Cerenkov said:
1. The WMAP and Planck satellites confirmed the COBE data?
2. To the same level of confidence?
These satellites were built for different purposes, and don't actually measure the average temperature of the CMB directly. They were constructed to, as accurately as possible, measure the differences in temperature across the sky.
The results of those satellites are consistent with COBE, but they just weren't built to measure the average temperature.
Cerenkov said:
3. If 400 sigma FIRAS data is "absolutely ridiculous" and "meaningless" and "cannot be taken seriously"... then what value of sigma did WMAP and Planck record, when it came to measuring the power spectrum of the CMB?
The power spectrum is a completely different measurement. The 400-sigma error bars were placed on the
temperature spectrum of the CMB as measured by COBE. COBE didn't really measure the power spectrum (at least, not very well), which is a statistical description of how the temperature varies from place to place on the sky.

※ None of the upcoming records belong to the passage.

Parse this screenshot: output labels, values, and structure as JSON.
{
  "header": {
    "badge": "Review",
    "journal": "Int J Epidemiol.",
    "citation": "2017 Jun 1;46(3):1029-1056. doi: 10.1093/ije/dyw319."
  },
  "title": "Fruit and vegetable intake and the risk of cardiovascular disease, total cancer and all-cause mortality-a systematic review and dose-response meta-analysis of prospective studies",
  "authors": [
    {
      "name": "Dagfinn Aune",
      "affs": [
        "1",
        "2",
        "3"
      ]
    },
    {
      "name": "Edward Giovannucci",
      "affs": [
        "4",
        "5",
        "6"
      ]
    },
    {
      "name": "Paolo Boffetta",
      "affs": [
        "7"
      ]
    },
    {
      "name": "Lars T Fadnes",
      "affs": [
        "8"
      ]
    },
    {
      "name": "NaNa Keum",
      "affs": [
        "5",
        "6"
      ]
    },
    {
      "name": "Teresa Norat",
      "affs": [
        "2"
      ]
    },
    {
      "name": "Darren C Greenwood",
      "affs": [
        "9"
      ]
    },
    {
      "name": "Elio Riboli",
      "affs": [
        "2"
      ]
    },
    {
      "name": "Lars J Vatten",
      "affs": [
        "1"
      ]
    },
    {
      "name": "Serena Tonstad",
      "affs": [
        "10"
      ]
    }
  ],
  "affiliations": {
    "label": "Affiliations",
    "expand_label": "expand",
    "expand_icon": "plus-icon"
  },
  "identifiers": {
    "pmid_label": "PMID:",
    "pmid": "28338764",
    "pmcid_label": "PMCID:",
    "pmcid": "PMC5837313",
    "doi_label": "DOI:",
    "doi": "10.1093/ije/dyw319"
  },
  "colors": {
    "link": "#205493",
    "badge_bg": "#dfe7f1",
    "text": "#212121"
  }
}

The point of the incredible accuracy of the COBE result is not that there was a precise measurement, but rather than the measurement was
precise enough that there is little reason to actually care about how precise it was. The average CMB temperature is known, to a high degree of accuracy. That's the take-away. The experimental team could **** up in a wide variety of ways, getting the answer wrong by, say, 5-sigma, and it would make no difference at all to the meaning of the result.
To state this again in other words, if the CMB temperature were 2.728K rather than the current best-estimate of 2.7255K, would it change our understanding of the CMB in any meaningful way? Almost certainly not.
Cerenkov said:
4. Or, putting it another way, did all three science teams independently agree on the same sigma value?
No, because they're different instruments with different errors. The measurements of all three satellites are consistent with one another to within their respective errors, though.
Cerenkov said:
5. This nobody was under the illusion that the FIRAS errors were under sufficient control for the 400 sigma claim to be representative of something meaningful.
The meaningful conclusions are:
1) We know the temperature of the CMB very, very precisely. The 400 number doesn't clarify how precisely we know it.
2) We know it so precisely because the CMB is extraordinarily bright.